I want to print the filename/s together with the matching pattern but only once even if the pattern match has multiple occurrence in the file.
E.g. I have a list of patterns; list_of_patterns.txt
and the directory I need to find the files is /path/to/files/*
.
list_of_patterns.txt:
A
B
C
D
E
/path/to/files/
/file1
/file2
/file3
Let say /file1
has the pattern A
multiple times like this:
/file1:
A
4234234
A
435435435
353535
A
(Also same goes to other files where there are multiple pattern match.)
I have this grep command running but it prints the filename every time a pattern matches.
grep -Hof list_of_patterns.txt /path/to/files/*
output:
/file1:A
/file1:A
/file1:A
/file2:B
/file2:B
/file3:C
/file3:B
... and so on.
I know sort can do this when you pipe it after the grep command grep -Hof list_of_patterns.txt /path/to/files/* | sort -u
but it only executes when grep is finished.
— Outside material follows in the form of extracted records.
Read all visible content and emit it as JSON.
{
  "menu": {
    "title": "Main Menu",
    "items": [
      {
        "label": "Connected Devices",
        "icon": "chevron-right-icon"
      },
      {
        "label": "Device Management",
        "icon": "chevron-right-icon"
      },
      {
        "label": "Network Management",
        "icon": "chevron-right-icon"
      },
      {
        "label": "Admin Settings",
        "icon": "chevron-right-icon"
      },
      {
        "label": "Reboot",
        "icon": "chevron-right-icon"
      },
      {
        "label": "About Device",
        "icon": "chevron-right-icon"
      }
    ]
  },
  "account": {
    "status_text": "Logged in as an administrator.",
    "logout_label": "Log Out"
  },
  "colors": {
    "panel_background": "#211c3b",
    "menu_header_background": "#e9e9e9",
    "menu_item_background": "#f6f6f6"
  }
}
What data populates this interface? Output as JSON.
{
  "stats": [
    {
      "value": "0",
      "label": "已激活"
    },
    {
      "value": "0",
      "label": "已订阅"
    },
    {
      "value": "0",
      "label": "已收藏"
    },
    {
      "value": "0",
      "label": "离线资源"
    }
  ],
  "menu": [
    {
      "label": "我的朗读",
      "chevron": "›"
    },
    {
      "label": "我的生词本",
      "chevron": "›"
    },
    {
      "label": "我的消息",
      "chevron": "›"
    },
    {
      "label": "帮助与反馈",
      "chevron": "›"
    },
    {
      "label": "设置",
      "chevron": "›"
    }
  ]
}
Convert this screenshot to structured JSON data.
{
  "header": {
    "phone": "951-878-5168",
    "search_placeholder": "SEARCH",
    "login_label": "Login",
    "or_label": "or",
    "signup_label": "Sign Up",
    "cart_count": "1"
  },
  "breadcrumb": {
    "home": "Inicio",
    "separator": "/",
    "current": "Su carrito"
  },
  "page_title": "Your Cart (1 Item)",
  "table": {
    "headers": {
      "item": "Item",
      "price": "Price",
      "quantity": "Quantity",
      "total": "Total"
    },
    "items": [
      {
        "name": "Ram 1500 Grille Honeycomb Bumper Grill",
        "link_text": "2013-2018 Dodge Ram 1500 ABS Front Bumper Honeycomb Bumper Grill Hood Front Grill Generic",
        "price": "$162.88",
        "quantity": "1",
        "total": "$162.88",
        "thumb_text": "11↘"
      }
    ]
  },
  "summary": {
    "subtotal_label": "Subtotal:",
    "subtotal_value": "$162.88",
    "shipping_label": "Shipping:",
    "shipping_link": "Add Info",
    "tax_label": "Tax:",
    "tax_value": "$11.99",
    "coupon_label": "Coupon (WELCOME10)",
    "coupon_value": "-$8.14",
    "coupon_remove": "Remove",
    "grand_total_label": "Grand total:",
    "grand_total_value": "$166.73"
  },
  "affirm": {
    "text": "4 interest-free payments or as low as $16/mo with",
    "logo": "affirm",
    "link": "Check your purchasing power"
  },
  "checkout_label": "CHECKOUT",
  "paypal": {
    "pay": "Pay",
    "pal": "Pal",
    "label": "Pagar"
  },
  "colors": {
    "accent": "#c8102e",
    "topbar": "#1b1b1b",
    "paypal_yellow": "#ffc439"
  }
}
In the real world, my list_of_patterns.txt
has hundreds of patterns inside. It takes sometimes an hour to finish the task.
Is there a better way to speedup the process?
UPDATE: some files have more than a hundred occurrences of matching pattern. E.g. /file4
has occurrences of pattern A
900 times. That's why it's taking grep
an hour to finish because it prints every occurrences of the pattern match together with the filename.
E.g. output:
/file4:A
/file4:A
/file4:A
/file4:A
/file4:A
/file4:A
/file4:A
/file4:A
... and so on til' it reach 900 occurrences.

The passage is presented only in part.